12. Multiple Linear Regression
Contributed by Jason Naramore.
Multiple linear regression is really an extension of simple linear regression when there are multiple predictors \( x_1, x_2, \ldots, x_k \).
\[\begin{split}
\begin{align*}
y_i & = \beta_0 + \beta_1 x_{i1} + \beta_2 x_{i2} + \ldots + \beta_k x_{ik} + \epsilon_i, \quad i = 1 , \ldots , n \\
\epsilon_i & \overset{iid}{\sim} N (0,\sigma^2)
\end{align*}
\end{split}\]
The compact representation can be written as follows, using matrix form.
\[\begin{split}
\mathbf{y} =
\begin{bmatrix}
y_1 \\
\vdots \\
y_n
\end{bmatrix}_{n \times 1}
\quad
\mathbf{X} = \begin{bmatrix}
1 & X_{11} & \dots & X_{1k} \\
1 & X_{21} & \dots & X_{2k} \\
\vdots & \vdots & \ddots & \vdots \\
1 & X_{n1} & \dots & X_{nk}
\end{bmatrix}_{n \times p}
\quad
\boldsymbol{\beta} =
\begin{bmatrix}
\beta_0 \\
\vdots \\
\beta_k
\end{bmatrix}_{p \times 1}
\quad
\boldsymbol{\epsilon} =
\begin{bmatrix}
\epsilon_1 \\
\vdots \\
\epsilon_n
\end{bmatrix}_{n \times 1}
\end{split}\]
\[
\mathbf{y} = \mathbf{X} \boldsymbol{\beta} + \boldsymbol{\epsilon}
\]
There’s an elegant closed-form solution for finding the \( \hat{\boldsymbol{\beta}} \) estimates in classical statistics:
\[
\hat{\boldsymbol{\beta}} = (\mathbf{X}^T \mathbf{X})^{-1} \mathbf{X}^T \mathbf{y}
\]
The estimates \( \hat{\mathbf{y}} \) can then be found by \( \hat{\mathbf{y}} = \mathbf{X} \hat{\boldsymbol{\beta}} \).
In the Bayesian form of multiple linear regression, we place priors on all \( \beta \)‘s and \( \sigma^2 \).
\[\begin{split}
\begin{align*}
y_{ij} & \sim N(\mu,\sigma^2) && \text{likelihood} \\
\mu & = \beta_0 + \beta_1 x && \text{deterministic relationship} \\
\beta_j & \sim N(0,\sigma_j^2) && \text{prior: } \beta_j, \space j = 0 \text{ to } k \\
\tau & \sim Ga(a,b) && \text{prior: } \tau \\
\sigma^2 & = 1/\tau && \text{deterministic relationship}
\end{align*}
\end{split}\]
We typically assume that the \( \beta \)‘s are independent. For non-informative priors, we might set \( \sigma_j^2 \) to something large, like \( 10^3 \) or \( 10^4 \), and the \( a \) and \( b \) parameters in \( \tau \)‘s Gamma distribution to something small, like \( 10^{-3} \).

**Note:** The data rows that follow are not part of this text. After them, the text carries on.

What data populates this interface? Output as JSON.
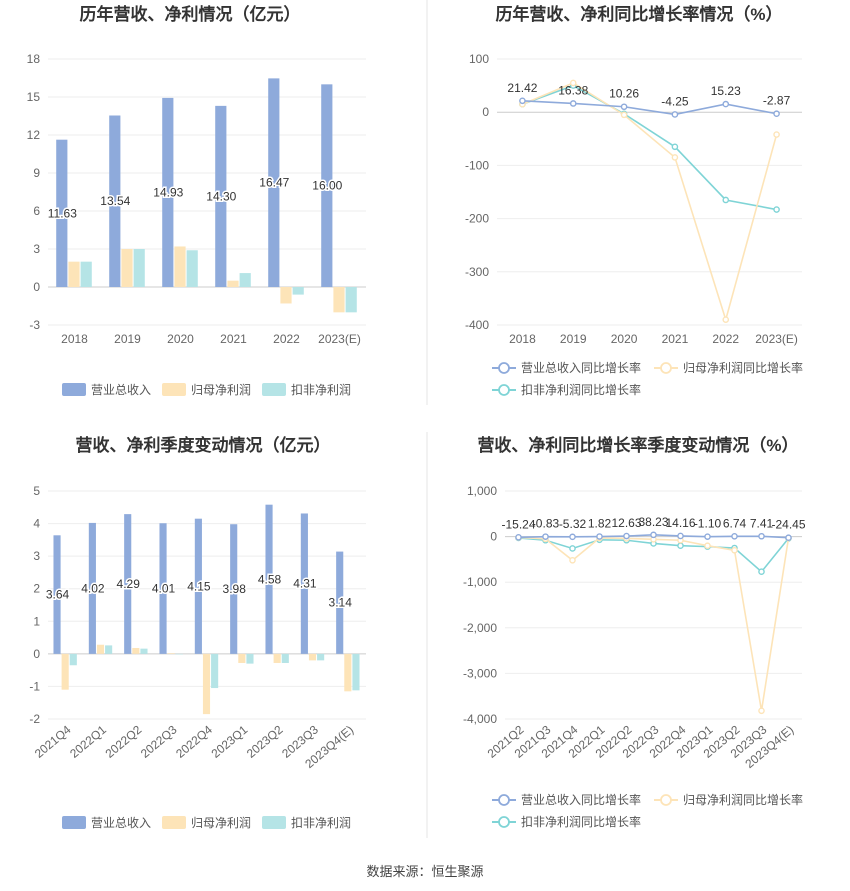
{
  "footer": {
    "source": "数据来源：恒生聚源"
  },
  "colors": {
    "revenue": "#8eaadb",
    "netprofit": "#fde4b8",
    "deducted": "#b5e4e6",
    "rev_line": "#8eaadb",
    "np_line": "#fde4b8",
    "ded_line": "#7fd4d6"
  },
  "chart_data": [
    {
      "type": "bar",
      "title": "历年营收、净利情况（亿元）",
      "categories": [
        "2018",
        "2019",
        "2020",
        "2021",
        "2022",
        "2023(E)"
      ],
      "yticks": [
        "18",
        "15",
        "12",
        "9",
        "6",
        "3",
        "0",
        "-3"
      ],
      "ylim": [
        -3,
        18
      ],
      "series": [
        {
          "name": "营业总收入",
          "values": [
            11.63,
            13.54,
            14.93,
            14.3,
            16.47,
            16.0
          ],
          "labels": [
            "11.63",
            "13.54",
            "14.93",
            "14.30",
            "16.47",
            "16.00"
          ]
        },
        {
          "name": "归母净利润",
          "values": [
            2.0,
            3.0,
            3.2,
            0.5,
            -1.3,
            -2.0
          ]
        },
        {
          "name": "扣非净利润",
          "values": [
            2.0,
            3.0,
            2.9,
            1.1,
            -0.6,
            -2.0
          ]
        }
      ],
      "legend": "bottom"
    },
    {
      "type": "line",
      "title": "历年营收、净利同比增长率情况（%）",
      "categories": [
        "2018",
        "2019",
        "2020",
        "2021",
        "2022",
        "2023(E)"
      ],
      "yticks": [
        "100",
        "0",
        "-100",
        "-200",
        "-300",
        "-400"
      ],
      "ylim": [
        -400,
        100
      ],
      "series": [
        {
          "name": "营业总收入同比增长率",
          "values": [
            21.42,
            16.38,
            10.26,
            -4.25,
            15.23,
            -2.87
          ],
          "labels": [
            "21.42",
            "16.38",
            "10.26",
            "-4.25",
            "15.23",
            "-2.87"
          ]
        },
        {
          "name": "归母净利润同比增长率",
          "values": [
            15,
            55,
            -5,
            -85,
            -390,
            -42
          ]
        },
        {
          "name": "扣非净利润同比增长率",
          "values": [
            15,
            50,
            -3,
            -65,
            -165,
            -183
          ]
        }
      ],
      "legend": "bottom"
    },
    {
      "type": "bar",
      "title": "营收、净利季度变动情况（亿元）",
      "categories": [
        "2021Q4",
        "2022Q1",
        "2022Q2",
        "2022Q3",
        "2022Q4",
        "2023Q1",
        "2023Q2",
        "2023Q3",
        "2023Q4(E)"
      ],
      "yticks": [
        "5",
        "4",
        "3",
        "2",
        "1",
        "0",
        "-1",
        "-2"
      ],
      "ylim": [
        -2,
        5
      ],
      "series": [
        {
          "name": "营业总收入",
          "values": [
            3.64,
            4.02,
            4.29,
            4.01,
            4.15,
            3.98,
            4.58,
            4.31,
            3.14
          ],
          "labels": [
            "3.64",
            "4.02",
            "4.29",
            "4.01",
            "4.15",
            "3.98",
            "4.58",
            "4.31",
            "3.14"
          ]
        },
        {
          "name": "归母净利润",
          "values": [
            -1.1,
            0.28,
            0.18,
            0.02,
            -1.85,
            -0.28,
            -0.28,
            -0.2,
            -1.15
          ]
        },
        {
          "name": "扣非净利润",
          "values": [
            -0.35,
            0.26,
            0.16,
            0.0,
            -1.05,
            -0.3,
            -0.28,
            -0.2,
            -1.12
          ]
        }
      ],
      "legend": "bottom"
    },
    {
      "type": "line",
      "title": "营收、净利同比增长率季度变动情况（%）",
      "categories": [
        "2021Q2",
        "2021Q3",
        "2021Q4",
        "2022Q1",
        "2022Q2",
        "2022Q3",
        "2022Q4",
        "2023Q1",
        "2023Q2",
        "2023Q3",
        "2023Q4(E)"
      ],
      "yticks": [
        "1,000",
        "0",
        "-1,000",
        "-2,000",
        "-3,000",
        "-4,000"
      ],
      "ylim": [
        -4000,
        1000
      ],
      "series": [
        {
          "name": "营业总收入同比增长率",
          "values": [
            -15.24,
            -0.83,
            -5.32,
            1.82,
            12.63,
            38.23,
            14.16,
            -1.1,
            6.74,
            7.41,
            -24.45
          ],
          "labels": [
            "-15.24",
            "-0.83",
            "-5.32",
            "1.82",
            "12.63",
            "38.23",
            "14.16",
            "-1.10",
            "6.74",
            "7.41",
            "-24.45"
          ]
        },
        {
          "name": "归母净利润同比增长率",
          "values": [
            -20,
            -50,
            -520,
            -30,
            -40,
            -60,
            -80,
            -200,
            -300,
            -3820,
            -30
          ]
        },
        {
          "name": "扣非净利润同比增长率",
          "values": [
            -30,
            -80,
            -260,
            -70,
            -80,
            -150,
            -200,
            -220,
            -250,
            -770,
            -40
          ]
        }
      ],
      "legend": "bottom"
    }
  ]
}
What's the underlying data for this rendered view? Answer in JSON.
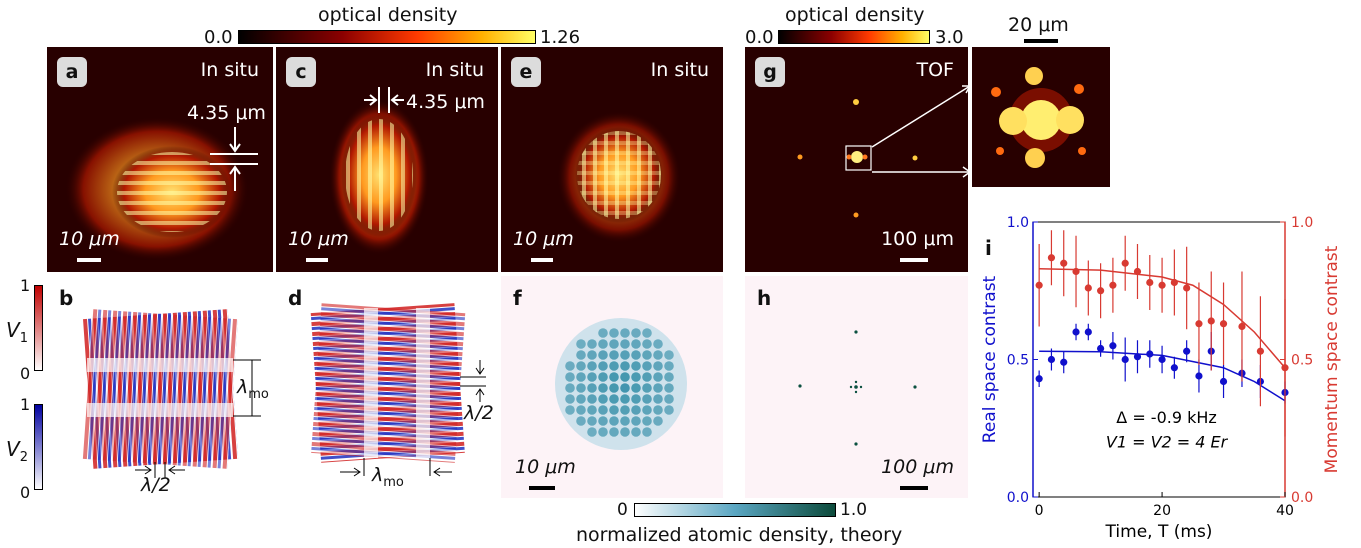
{
  "colorbars": {
    "od1": {
      "title": "optical density",
      "min": "0.0",
      "max": "1.26"
    },
    "od2": {
      "title": "optical density",
      "min": "0.0",
      "max": "3.0"
    },
    "v1": {
      "label": "V",
      "sub": "1",
      "max": "1",
      "min": "0"
    },
    "v2": {
      "label": "V",
      "sub": "2",
      "max": "1",
      "min": "0"
    },
    "theory": {
      "title": "normalized atomic density, theory",
      "min": "0",
      "max": "1.0"
    }
  },
  "panels": {
    "a": {
      "label": "a",
      "tag": "In situ",
      "scale": "10 μm",
      "spacing": "4.35 μm"
    },
    "c": {
      "label": "c",
      "tag": "In situ",
      "scale": "10 μm",
      "spacing": "4.35 μm"
    },
    "e": {
      "label": "e",
      "tag": "In situ",
      "scale": "10 μm"
    },
    "g": {
      "label": "g",
      "tag": "TOF",
      "scale": "100 μm"
    },
    "zoom": {
      "scale": "20 μm"
    },
    "b": {
      "label": "b",
      "lambda_mo": "λ",
      "lambda_mo_sub": "mo",
      "half_lambda": "λ/2"
    },
    "d": {
      "label": "d",
      "lambda_mo": "λ",
      "lambda_mo_sub": "mo",
      "half_lambda": "λ/2"
    },
    "f": {
      "label": "f",
      "scale": "10 μm"
    },
    "h": {
      "label": "h",
      "scale": "100 μm"
    },
    "i": {
      "label": "i"
    }
  },
  "chart_data": {
    "type": "scatter",
    "xlabel": "Time, T (ms)",
    "ylabel_left": "Real space contrast",
    "ylabel_right": "Momentum space contrast",
    "xlim": [
      -1,
      40
    ],
    "ylim": [
      0,
      1
    ],
    "xticks": [
      0,
      20,
      40
    ],
    "yticks_left": [
      "0.0",
      "0.5",
      "1.0"
    ],
    "yticks_right": [
      "0.0",
      "0.5",
      "1.0"
    ],
    "annotation_1": "Δ = -0.9 kHz",
    "annotation_2": "V1 = V2 = 4 Er",
    "colors": {
      "real": "#1010cc",
      "momentum": "#d83a32"
    },
    "series": [
      {
        "x": [
          0,
          2,
          4,
          6,
          8,
          10,
          12,
          14,
          16,
          18,
          20,
          22,
          24,
          26,
          28,
          30,
          33,
          36,
          40
        ],
        "y": [
          0.43,
          0.5,
          0.49,
          0.6,
          0.6,
          0.54,
          0.55,
          0.5,
          0.51,
          0.52,
          0.5,
          0.47,
          0.53,
          0.44,
          0.53,
          0.42,
          0.45,
          0.42,
          0.38
        ],
        "err": [
          0.03,
          0.04,
          0.04,
          0.03,
          0.03,
          0.03,
          0.05,
          0.08,
          0.06,
          0.05,
          0.05,
          0.04,
          0.04,
          0.06,
          0.07,
          0.06,
          0.05,
          0.06,
          0.04
        ],
        "fit": [
          [
            0,
            0.53
          ],
          [
            10,
            0.528
          ],
          [
            20,
            0.515
          ],
          [
            30,
            0.47
          ],
          [
            35,
            0.42
          ],
          [
            40,
            0.35
          ]
        ]
      },
      {
        "x": [
          0,
          2,
          4,
          6,
          8,
          10,
          12,
          14,
          16,
          18,
          20,
          22,
          24,
          26,
          28,
          30,
          33,
          36,
          40
        ],
        "y": [
          0.77,
          0.87,
          0.85,
          0.82,
          0.76,
          0.75,
          0.77,
          0.85,
          0.82,
          0.78,
          0.77,
          0.78,
          0.76,
          0.63,
          0.64,
          0.63,
          0.62,
          0.53,
          0.47
        ],
        "err": [
          0.15,
          0.1,
          0.12,
          0.13,
          0.1,
          0.1,
          0.1,
          0.1,
          0.1,
          0.1,
          0.1,
          0.12,
          0.15,
          0.15,
          0.18,
          0.15,
          0.2,
          0.2,
          0.25
        ],
        "fit": [
          [
            0,
            0.83
          ],
          [
            10,
            0.825
          ],
          [
            20,
            0.8
          ],
          [
            25,
            0.77
          ],
          [
            30,
            0.7
          ],
          [
            35,
            0.6
          ],
          [
            40,
            0.47
          ]
        ]
      }
    ]
  }
}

An example using independent Normal priors on \( \beta \)‘s can be found here: Taste of Cheese.
Other methods for defining priors, such as Zellner’s prior, may help to account for covariance between predictors.
\[\begin{split}
\begin{align*}
\boldsymbol{\beta} & \sim MVN(\mu,g \cdot \sigma^2 \mathbf{V}) && \text{prior: } \boldsymbol{\beta} \\
\sigma^2 & \sim IG(a,b) && \text{prior: } \sigma^2
\end{align*}
\end{split}\]
\[
\text{typical choices: } g = n, \quad g = p^2, \quad g = \max\{n,p^2\}
\]
where \( \sigma^2 \mathbf{V} \) is the covariance matrix. An example using Zellner’s prior can be found here: Brozek Index Prediction.